BODY ON OBJECT (Sensory Motor Development)
The Next stage; Sensory Motor Learning is the ability to learn to manipulate objects with your hands, feet and mouth. This is where a child begins to learn that they are separate from the world and begins to increase their own motivation to investigate. In this stage, the child now is able to move his body toward an object (postural adjustment), to reach (or bat towards), grasp and place hands on an object and placing the object into a container, or using the object to bang on something else like a drum. He uses the feet to kick a ball, or brings a spoon to his mouth.

OBJECT ON OBJECT (Perceptual Motor Development)
This stage is using higher level thinking (visual spatial skills, attention) to grasp an object with one hand and manipulate another object skillfully with the other hand placing two objects together to: string beads, stack blocks and begin making strokes on paper.

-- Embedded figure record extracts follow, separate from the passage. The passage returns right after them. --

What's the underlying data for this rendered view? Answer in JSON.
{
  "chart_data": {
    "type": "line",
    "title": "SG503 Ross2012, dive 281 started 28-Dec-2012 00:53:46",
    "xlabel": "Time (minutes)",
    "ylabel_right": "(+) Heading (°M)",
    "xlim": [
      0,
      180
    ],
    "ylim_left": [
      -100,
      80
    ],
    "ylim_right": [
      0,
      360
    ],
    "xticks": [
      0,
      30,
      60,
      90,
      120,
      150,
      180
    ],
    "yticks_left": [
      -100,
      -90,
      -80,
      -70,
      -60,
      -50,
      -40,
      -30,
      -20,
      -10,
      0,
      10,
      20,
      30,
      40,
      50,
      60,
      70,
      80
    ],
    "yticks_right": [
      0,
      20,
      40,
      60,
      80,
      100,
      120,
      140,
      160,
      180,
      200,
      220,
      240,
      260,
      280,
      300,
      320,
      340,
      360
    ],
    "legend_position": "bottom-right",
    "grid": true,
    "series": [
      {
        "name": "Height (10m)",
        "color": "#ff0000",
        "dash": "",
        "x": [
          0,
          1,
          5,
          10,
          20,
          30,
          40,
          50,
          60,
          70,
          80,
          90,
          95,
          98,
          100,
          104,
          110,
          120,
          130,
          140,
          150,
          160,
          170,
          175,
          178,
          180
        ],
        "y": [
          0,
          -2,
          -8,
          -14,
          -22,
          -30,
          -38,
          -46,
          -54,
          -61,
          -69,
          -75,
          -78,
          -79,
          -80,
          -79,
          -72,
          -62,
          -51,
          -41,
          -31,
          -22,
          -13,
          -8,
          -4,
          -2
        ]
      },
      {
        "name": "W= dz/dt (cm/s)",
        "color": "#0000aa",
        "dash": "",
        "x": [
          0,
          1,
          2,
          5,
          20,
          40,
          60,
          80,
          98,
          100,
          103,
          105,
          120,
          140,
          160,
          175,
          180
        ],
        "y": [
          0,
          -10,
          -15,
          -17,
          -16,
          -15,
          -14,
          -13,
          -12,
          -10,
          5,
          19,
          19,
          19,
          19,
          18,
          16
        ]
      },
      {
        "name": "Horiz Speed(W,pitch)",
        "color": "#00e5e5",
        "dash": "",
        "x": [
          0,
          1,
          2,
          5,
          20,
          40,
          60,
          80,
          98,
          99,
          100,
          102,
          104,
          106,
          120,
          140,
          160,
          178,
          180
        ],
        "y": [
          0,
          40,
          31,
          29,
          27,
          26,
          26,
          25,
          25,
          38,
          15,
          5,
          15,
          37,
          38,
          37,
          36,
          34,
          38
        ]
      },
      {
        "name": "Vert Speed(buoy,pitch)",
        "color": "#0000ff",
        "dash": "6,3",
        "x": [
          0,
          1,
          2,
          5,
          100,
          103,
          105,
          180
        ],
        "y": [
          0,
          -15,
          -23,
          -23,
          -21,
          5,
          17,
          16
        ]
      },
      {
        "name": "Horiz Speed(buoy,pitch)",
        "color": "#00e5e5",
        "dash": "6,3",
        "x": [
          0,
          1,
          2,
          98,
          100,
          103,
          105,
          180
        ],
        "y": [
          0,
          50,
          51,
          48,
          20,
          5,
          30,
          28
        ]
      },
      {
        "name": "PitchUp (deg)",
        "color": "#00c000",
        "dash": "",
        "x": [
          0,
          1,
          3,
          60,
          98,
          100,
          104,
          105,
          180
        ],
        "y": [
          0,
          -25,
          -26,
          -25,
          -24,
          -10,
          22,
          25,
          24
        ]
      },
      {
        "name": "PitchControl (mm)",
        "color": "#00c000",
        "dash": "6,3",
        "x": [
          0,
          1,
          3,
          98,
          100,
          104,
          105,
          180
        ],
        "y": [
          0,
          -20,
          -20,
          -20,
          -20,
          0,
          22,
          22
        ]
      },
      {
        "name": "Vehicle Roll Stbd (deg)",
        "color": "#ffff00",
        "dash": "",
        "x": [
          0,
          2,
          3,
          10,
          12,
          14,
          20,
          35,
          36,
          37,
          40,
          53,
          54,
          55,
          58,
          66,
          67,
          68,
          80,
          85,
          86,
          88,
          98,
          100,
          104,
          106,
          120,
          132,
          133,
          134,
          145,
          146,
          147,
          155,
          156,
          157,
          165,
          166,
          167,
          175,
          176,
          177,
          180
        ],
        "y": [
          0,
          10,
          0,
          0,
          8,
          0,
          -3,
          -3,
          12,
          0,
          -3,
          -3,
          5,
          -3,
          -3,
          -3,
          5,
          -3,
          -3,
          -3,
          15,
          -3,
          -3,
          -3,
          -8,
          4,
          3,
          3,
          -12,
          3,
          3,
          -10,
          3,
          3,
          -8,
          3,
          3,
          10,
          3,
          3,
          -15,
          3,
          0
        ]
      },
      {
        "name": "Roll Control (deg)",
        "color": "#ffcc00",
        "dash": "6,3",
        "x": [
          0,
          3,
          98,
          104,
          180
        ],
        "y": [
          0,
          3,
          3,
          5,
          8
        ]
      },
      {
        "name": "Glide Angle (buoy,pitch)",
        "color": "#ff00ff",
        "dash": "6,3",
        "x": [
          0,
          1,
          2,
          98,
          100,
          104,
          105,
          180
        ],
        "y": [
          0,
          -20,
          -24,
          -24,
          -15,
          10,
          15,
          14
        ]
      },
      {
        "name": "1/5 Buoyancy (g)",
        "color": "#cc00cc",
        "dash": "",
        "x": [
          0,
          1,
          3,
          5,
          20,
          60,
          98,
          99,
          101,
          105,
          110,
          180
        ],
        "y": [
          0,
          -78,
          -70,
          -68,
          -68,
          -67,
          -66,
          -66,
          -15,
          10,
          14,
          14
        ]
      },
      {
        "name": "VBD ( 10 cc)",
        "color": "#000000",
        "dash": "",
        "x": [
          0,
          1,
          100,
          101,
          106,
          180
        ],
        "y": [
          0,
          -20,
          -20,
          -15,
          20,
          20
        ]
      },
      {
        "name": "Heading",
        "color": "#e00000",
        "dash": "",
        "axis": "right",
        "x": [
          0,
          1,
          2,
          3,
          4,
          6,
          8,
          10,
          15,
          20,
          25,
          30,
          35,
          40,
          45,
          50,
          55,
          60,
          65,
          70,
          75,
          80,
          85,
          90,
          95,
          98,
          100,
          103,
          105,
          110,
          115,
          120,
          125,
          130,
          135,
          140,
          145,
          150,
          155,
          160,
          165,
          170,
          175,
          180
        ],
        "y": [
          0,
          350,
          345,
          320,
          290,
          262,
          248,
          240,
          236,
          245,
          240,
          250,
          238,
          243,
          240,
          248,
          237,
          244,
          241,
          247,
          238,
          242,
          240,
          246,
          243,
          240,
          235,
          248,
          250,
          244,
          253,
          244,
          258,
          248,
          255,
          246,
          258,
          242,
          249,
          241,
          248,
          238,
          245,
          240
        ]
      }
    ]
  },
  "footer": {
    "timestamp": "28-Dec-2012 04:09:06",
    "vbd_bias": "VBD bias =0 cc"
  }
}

This is the stage where attention can be lengthened and sustained.

Academics, Daily Living Skills and Behaviors are supported by all the lower steps. This is the stage where a child is then able to do complex activities such as: button, zip, pour water into a container, complete puzzles, play games with other children and follow multiple step verbal or written directions.

Our therapists usually begin each session taking the children into the Therapy Gym to work on the lower level steps of movement, position in space and body awareness. In the gym we work on strengthening muscles, which also helps to calm the sensory system through heavy work of: pushing, pulling, climbing, lifting and jumping. Swings and other moving equipment help the kids to gain attention, balance and position in space.

We then usually transition to the sensory motor portion of a task adding greater complexity to a task requiring the child to use a new motor plan, begin using both arms to reach toward and manipulate larger items before finally transitioning to the higher level tasks or goals of writing, dressing, self feeding, communication, reading or ball skills.